Strafbaarheid van het bewezen verklaarde

Geen omstandigheid is aannemelijk geworden die de strafbaarheid van het bewezen verklaarde uitsluit, zodat dit strafbaar is.
Het bewezen verklaarde levert op:
diefstal, waarbij de schuldige zich de toegang tot de plaats van het misdrijf heeft verschaft door middel van braak.
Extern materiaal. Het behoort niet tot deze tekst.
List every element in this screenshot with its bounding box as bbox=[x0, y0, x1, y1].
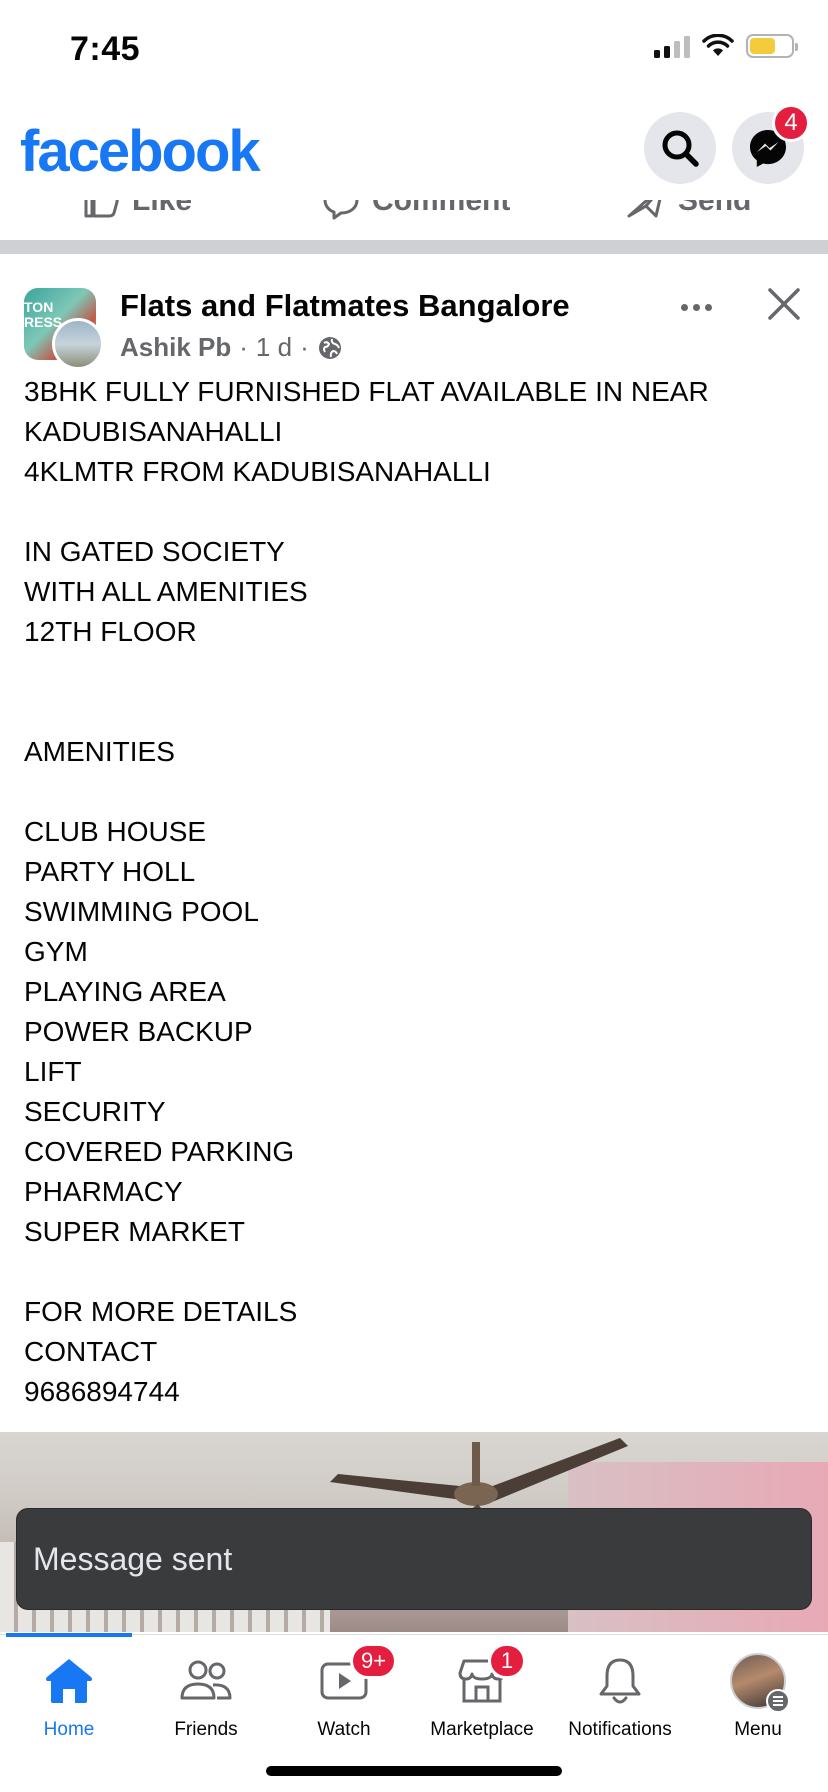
tab-menu-label: Menu bbox=[734, 1719, 782, 1740]
group-name[interactable]: Flats and Flatmates Bangalore bbox=[120, 288, 570, 324]
meta-separator: · bbox=[239, 332, 248, 362]
messenger-badge: 4 bbox=[772, 104, 810, 142]
post-time[interactable]: 1 d bbox=[256, 332, 292, 363]
post-text-line: CLUB HOUSE bbox=[24, 816, 207, 847]
post-header: TON RESS Flats and Flatmates Bangalore As… bbox=[0, 284, 828, 374]
tab-marketplace-label: Marketplace bbox=[430, 1719, 534, 1740]
post-divider bbox=[0, 240, 828, 254]
author-avatar[interactable] bbox=[52, 318, 104, 370]
post-text-line: 4KLMTR FROM KADUBISANAHALLI bbox=[24, 456, 491, 487]
tab-menu[interactable]: Menu bbox=[689, 1653, 827, 1753]
post-text-line: SWIMMING POOL bbox=[24, 896, 259, 927]
watch-badge: 9+ bbox=[350, 1643, 398, 1679]
wifi-icon bbox=[702, 34, 734, 56]
tab-notifications[interactable]: Notifications bbox=[551, 1653, 689, 1753]
tab-home-label: Home bbox=[43, 1719, 95, 1740]
post-text-line: IN GATED SOCIETY bbox=[24, 536, 285, 567]
active-tab-indicator bbox=[6, 1633, 132, 1637]
post-text-line bbox=[24, 1252, 804, 1292]
tab-friends[interactable]: Friends bbox=[137, 1653, 275, 1753]
tab-friends-label: Friends bbox=[174, 1719, 238, 1740]
post-text-line: 3BHK FULLY FURNISHED FLAT AVAILABLE IN N… bbox=[24, 376, 709, 407]
battery-icon bbox=[746, 34, 798, 58]
home-indicator bbox=[266, 1766, 562, 1776]
post-text-line: CONTACT bbox=[24, 1336, 158, 1367]
post-text-line: FOR MORE DETAILS bbox=[24, 1296, 298, 1327]
friends-icon bbox=[180, 1660, 232, 1700]
profile-avatar bbox=[730, 1653, 790, 1713]
post-text-line: WITH ALL AMENITIES bbox=[24, 576, 308, 607]
search-button[interactable] bbox=[644, 112, 716, 184]
post-text-line: KADUBISANAHALLI bbox=[24, 416, 283, 447]
status-bar: 7:45 bbox=[0, 0, 828, 100]
post-text-line: SECURITY bbox=[24, 1096, 166, 1127]
post-text-line: PLAYING AREA bbox=[24, 976, 226, 1007]
globe-icon bbox=[318, 336, 341, 359]
meta-separator: · bbox=[300, 332, 309, 362]
facebook-logo[interactable]: facebook bbox=[20, 118, 261, 185]
post-text-line: PHARMACY bbox=[24, 1176, 183, 1207]
post-options-button[interactable] bbox=[676, 292, 716, 322]
post-text-line: LIFT bbox=[24, 1056, 82, 1087]
post-text-line: PARTY HOLL bbox=[24, 856, 196, 887]
top-header: facebook 4 bbox=[0, 100, 828, 200]
tab-marketplace[interactable]: 1 Marketplace bbox=[413, 1643, 551, 1753]
post-text-line: SUPER MARKET bbox=[24, 1216, 245, 1247]
post-text-line bbox=[24, 492, 804, 532]
post-text-line: POWER BACKUP bbox=[24, 1016, 253, 1047]
messenger-button[interactable]: 4 bbox=[732, 104, 810, 184]
post-text-line: GYM bbox=[24, 936, 88, 967]
tab-home[interactable]: Home bbox=[0, 1653, 138, 1753]
marketplace-badge: 1 bbox=[488, 1643, 526, 1679]
status-time: 7:45 bbox=[70, 30, 141, 68]
post-author[interactable]: Ashik Pb bbox=[120, 332, 231, 363]
post-text-line: 9686894744 bbox=[24, 1376, 180, 1407]
post-text-line bbox=[24, 652, 804, 692]
search-icon bbox=[662, 130, 699, 167]
toast-message: Message sent bbox=[33, 1540, 233, 1577]
hide-post-button[interactable] bbox=[764, 284, 804, 324]
status-icons bbox=[654, 34, 798, 58]
post-text[interactable]: 3BHK FULLY FURNISHED FLAT AVAILABLE IN N… bbox=[24, 372, 804, 1412]
cellular-signal-icon bbox=[654, 34, 690, 58]
more-dot-icon bbox=[704, 303, 712, 311]
menu-lines-icon bbox=[766, 1689, 790, 1713]
home-icon bbox=[46, 1659, 92, 1703]
more-dot-icon bbox=[692, 303, 700, 311]
post-text-line: AMENITIES bbox=[24, 736, 175, 767]
group-avatar[interactable]: TON RESS bbox=[24, 288, 106, 370]
post-meta: Ashik Pb · 1 d · bbox=[120, 332, 343, 363]
bell-icon bbox=[599, 1658, 641, 1704]
message-sent-toast: Message sent bbox=[16, 1508, 812, 1610]
more-dot-icon bbox=[680, 303, 688, 311]
tab-watch-label: Watch bbox=[317, 1719, 371, 1740]
post-text-line bbox=[24, 772, 804, 812]
tab-notifications-label: Notifications bbox=[568, 1719, 672, 1740]
close-icon bbox=[768, 288, 800, 320]
post-text-line bbox=[24, 692, 804, 732]
post-text-line: COVERED PARKING bbox=[24, 1136, 295, 1167]
tab-watch[interactable]: 9+ Watch bbox=[275, 1643, 413, 1753]
post-text-line: 12TH FLOOR bbox=[24, 616, 197, 647]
Strafbaarheid van de verdachte

Geen omstandigheid is aannemelijk geworden die de strafbaarheid van de verdachte ten aanzien van het bewezen verklaarde uitsluit, zodat de verdachte strafbaar is.

Oplegging van straf

De politierechter in de rechtbank Amsterdam heeft de verdachte voor het in eerste aanleg bewezen verklaarde veroordeeld tot een taakstraf voor de duur van 60 uren, bij niet verrichten te vervangen door 30 dagen hechtenis, met aftrek overeenkomstig artikel 27 van het Wetboek van Strafrecht.
De advocaat-generaal heeft gevorderd dat de verdachte voor het ten laste gelegde zal worden veroordeeld tot een voorwaardelijke gevangenisstraf voor de duur van 2 weken met een proeftijd van 2 jaren.
De raadsvrouw van de verdachte heeft aangevoerd dat de redelijke termijn als bedoeld in artikel 6 eerste lid van het Europees Verdrag tot Bescherming van de Mens en de Fundamentele Vrijheden (EVRM) is overschreden en dat deze overschrijding moet worden verdisconteerd in de strafoplegging.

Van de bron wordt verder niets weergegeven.